Device-2-Cloud. DDS supports multiple transport protocols, such as UDP/IP and TCP/IP, and when available can also take advantage of multicast. UDP/IP support is extremely useful in applications that deal with interactive, soft real-time data in situations when TCP/IP introduces either too much overhead or head-of-line blocking issues. For deployment that can’t take advantage of UDP/IP, DDS alleviates the problems introduced by TCP/IP vis-á-vis head-of-line blocking. This is done through its support for traffic differentiation and prioritization along with selective down-sampling. Independent of the transport used, DDS supports three different kinds of reliability: best effort, last value reliability, and reliability. Of these three, only the latter behaves like “TCP/IP reliability.” The others allow DDS to drop samples to ensure that stale data does not delay new data.
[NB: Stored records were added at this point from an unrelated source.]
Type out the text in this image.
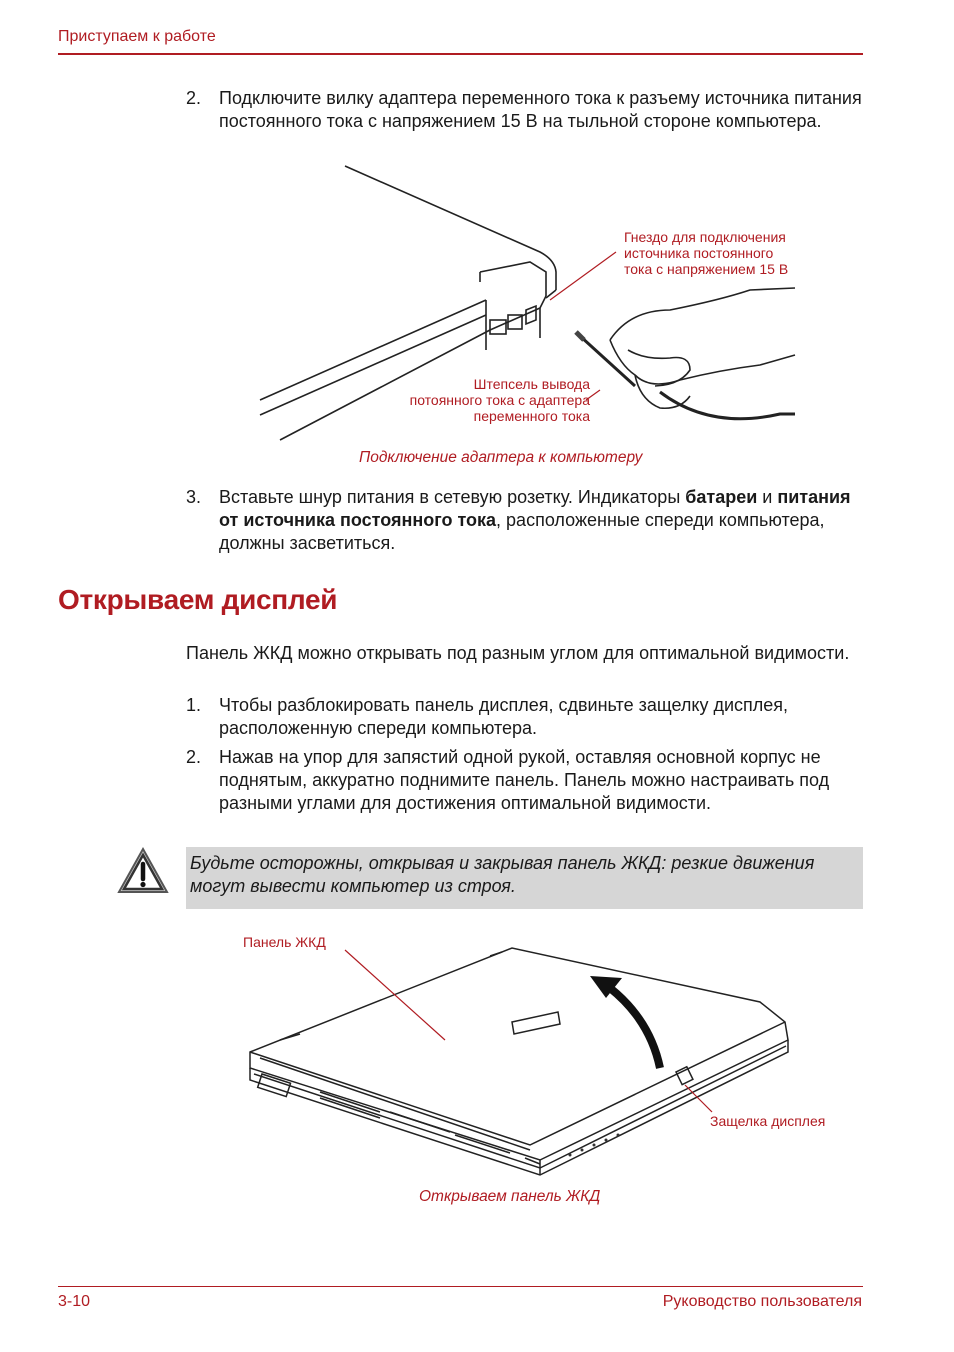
Приступаем к работе
2. Подключите вилку адаптера переменного тока к разъему источника питания постоянного тока с напряжением 15 В на тыльной стороне компьютера.
Гнездо для подключения
источника постоянного
тока с напряжением 15 В
Штепсель вывода
потоянного тока с адаптера
переменного тока
Подключение адаптера к компьютеру
3. Вставьте шнур питания в сетевую розетку. Индикаторы батареи и питания от источника постоянного тока, расположенные спереди компьютера, должны засветиться.
Открываем дисплей
Панель ЖКД можно открывать под разным углом для оптимальной видимости.
1. Чтобы разблокировать панель дисплея, сдвиньте защелку дисплея, расположенную спереди компьютера.
2. Нажав на упор для запястий одной рукой, оставляя основной корпус не поднятым, аккуратно поднимите панель. Панель можно настраивать под разными углами для достижения оптимальной видимости.
Будьте осторожны, открывая и закрывая панель ЖКД: резкие движения могут вывести компьютер из строя.
Панель ЖКД
Защелка дисплея
Открываем панель ЖКД
3-10	Руководство пользователя
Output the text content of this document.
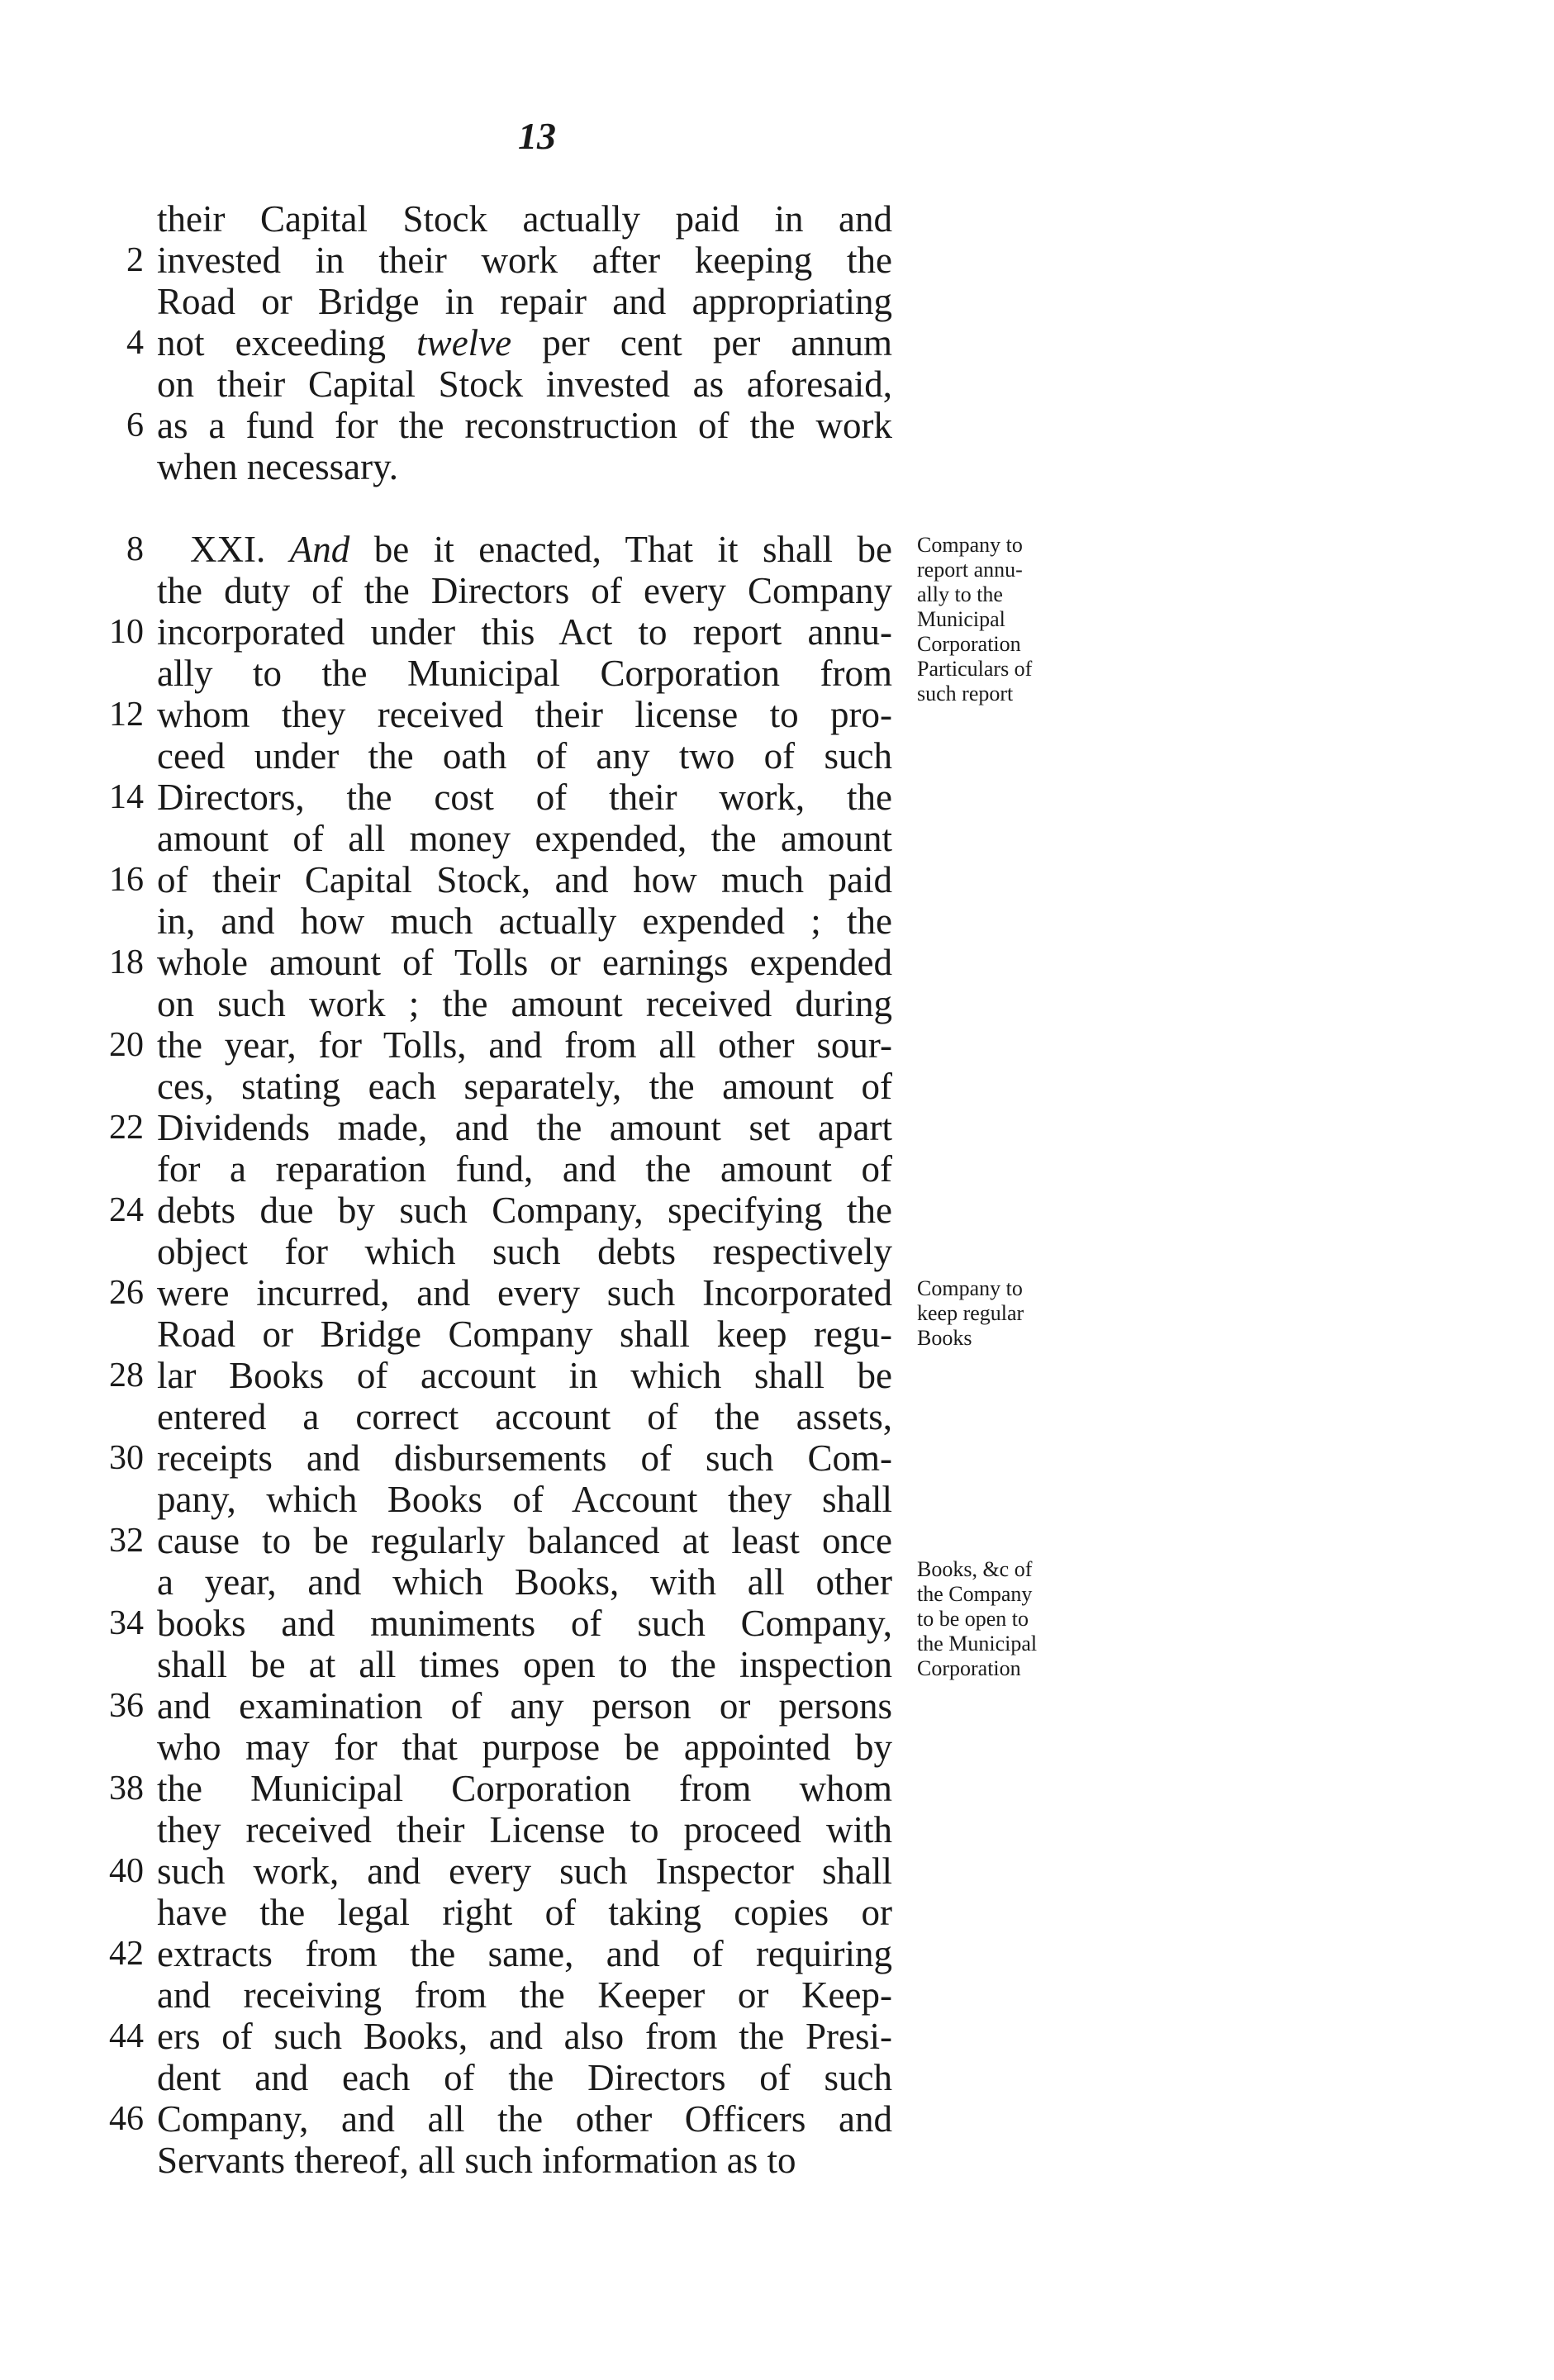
13
their Capital Stock actually paid in and
2 invested in their work after keeping the
Road or Bridge in repair and appropriating
4 not exceeding twelve per cent per annum
on their Capital Stock invested as aforesaid,
6 as a fund for the reconstruction of the work
when necessary.
8 XXI. And be it enacted, That it shall be
the duty of the Directors of every Company
10 incorporated under this Act to report annu-
ally to the Municipal Corporation from
12 whom they received their license to pro-
ceed under the oath of any two of such
14 Directors, the cost of their work, the
amount of all money expended, the amount
16 of their Capital Stock, and how much paid
in, and how much actually expended ; the
18 whole amount of Tolls or earnings expended
on such work ; the amount received during
20 the year, for Tolls, and from all other sour-
ces, stating each separately, the amount of
22 Dividends made, and the amount set apart
for a reparation fund, and the amount of
24 debts due by such Company, specifying the
object for which such debts respectively
26 were incurred, and every such Incorporated
Road or Bridge Company shall keep regu-
28 lar Books of account in which shall be
entered a correct account of the assets,
30 receipts and disbursements of such Com-
pany, which Books of Account they shall
32 cause to be regularly balanced at least once
a year, and which Books, with all other
34 books and muniments of such Company,
shall be at all times open to the inspection
36 and examination of any person or persons
who may for that purpose be appointed by
38 the Municipal Corporation from whom
they received their License to proceed with
40 such work, and every such Inspector shall
have the legal right of taking copies or
42 extracts from the same, and of requiring
and receiving from the Keeper or Keep-
44 ers of such Books, and also from the Presi-
dent and each of the Directors of such
46 Company, and all the other Officers and
Servants thereof, all such information as to
Company to
report annu-
ally to the
Municipal
Corporation
Particulars of
such report
Company to
keep regular
Books
Books, &c of
the Company
to be open to
the Municipal
Corporation
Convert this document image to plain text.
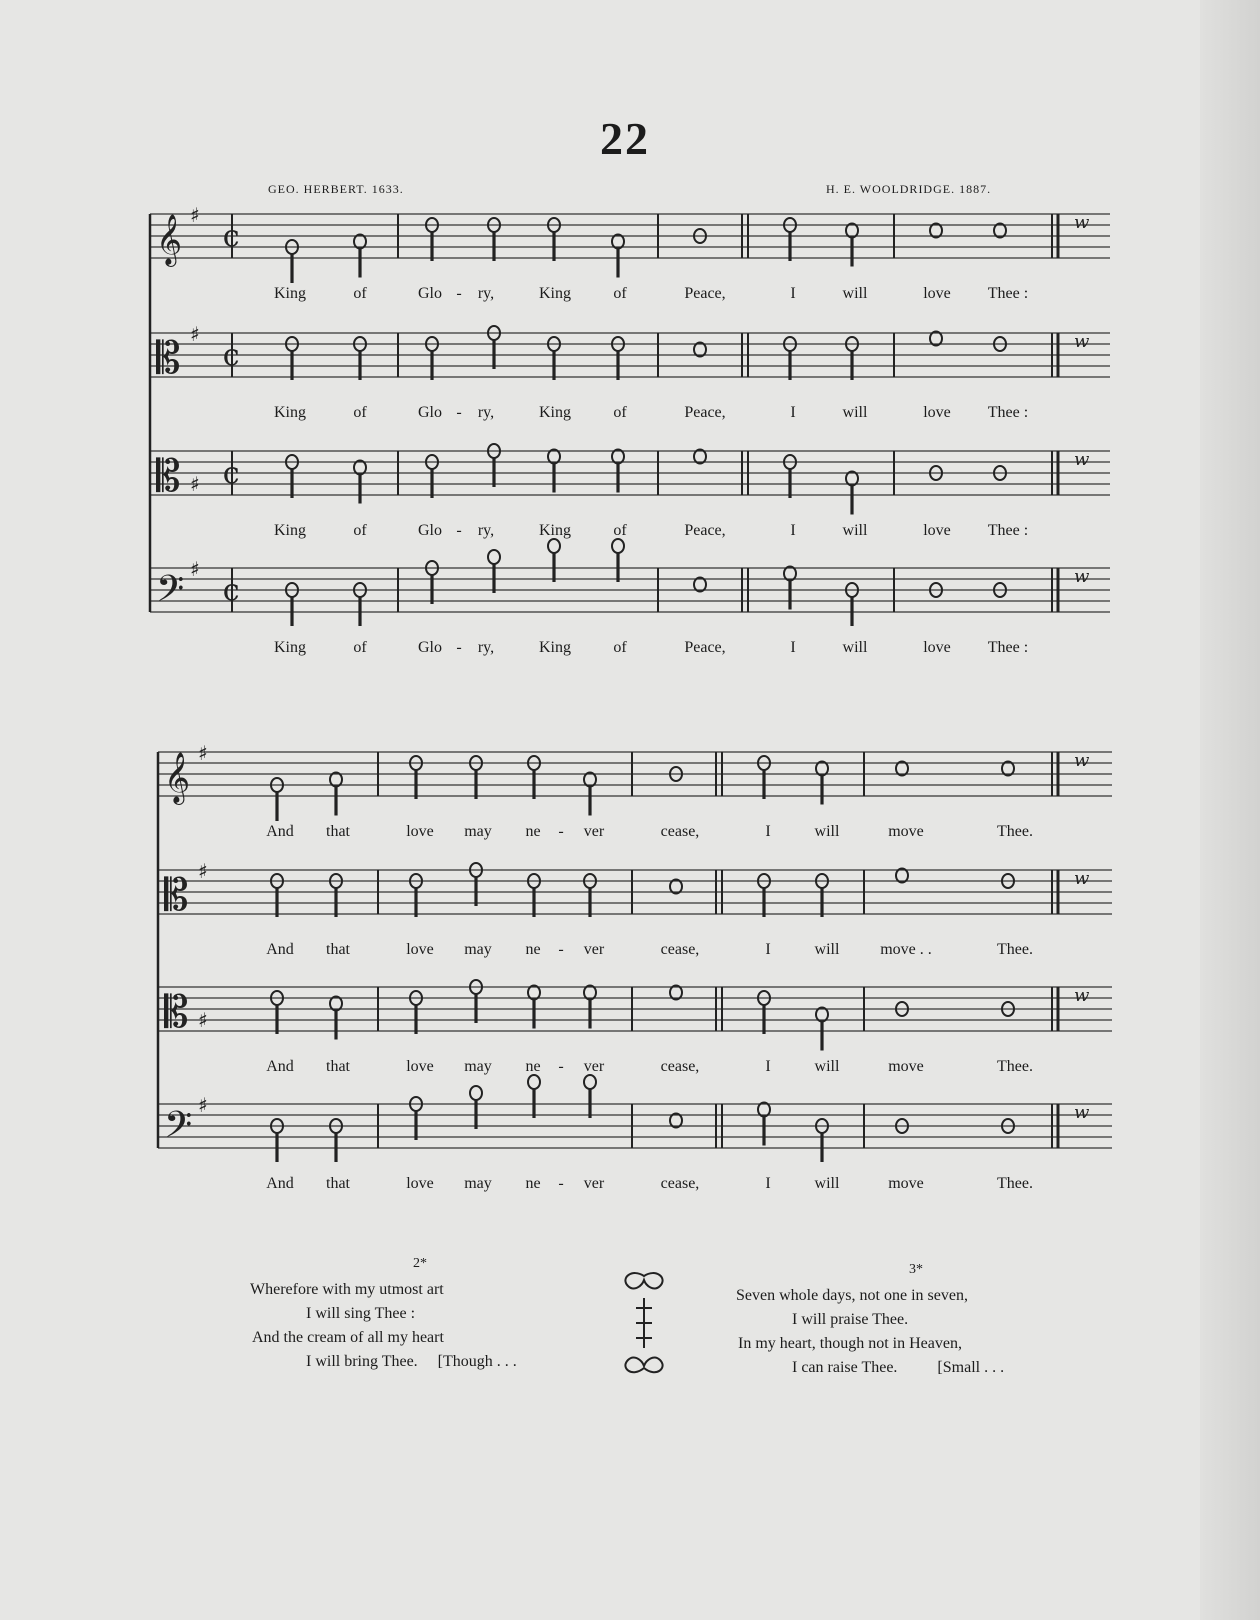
22
GEO. HERBERT. 1633.	H. E. WOOLDRIDGE. 1887.
𝄞 ♯
¢	w
King	of	Glo - ry,	King	of	Peace,	I	will	love Thee :
𝄡 ♯
¢	w
King	of	Glo - ry,	King	of	Peace,	I	will	love Thee :
𝄡 ♯ ¢	w
King	of	Glo - ry,	King	of	Peace,	I	will	love Thee :
𝄢 ♯
¢	w
King	of	Glo - ry,	King	of	Peace,	I	will	love Thee :
𝄞 ♯	w
And that	love may ne - ver	cease,	I	will	move	Thee.
𝄡 ♯	w
And that	love may ne - ver	cease,	I	will	move . .	Thee.
𝄡 ♯
w
And that	love may ne - ver	cease,	I	will	move	Thee.
𝄢 ♯	w
And that	love may ne - ver	cease,	I	will	move	Thee.
2*
Wherefore with my utmost art
I will sing Thee :
And the cream of all my heart
I will bring Thee.     [Though . . .
3*
Seven whole days, not one in seven,
I will praise Thee.
In my heart, though not in Heaven,
I can raise Thee.          [Small . . .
The efficient wire-protocol, in combination with the rich transport and reliability semantics support, make DDS an excellent choice for sharing both periodic data, such as telemetry, as well as data requiring high reliability. In addition, the built-in support for content filtering ensures that data is only sent if there are consumers that share the same interest and whose filter matches the data being produced.

Cloud-2-Cloud. The high throughput and low latency that can be delivered by DDS makes it a perfect choice for data sharing across the big pipes connecting various data centers.

In summary, DDS is the standard that ideally addresses most of the requirements of IoT/I2 systems. DDS-based platforms, such as PrismTech’s Vortex, provide device solutions for mobile, embedded, web, enterprise, and cloud applications along with cloud messaging implementations. DDS-based solutions are currently deployed today in smart cities, smart grids, smart transportation, finance, and healthcare environments.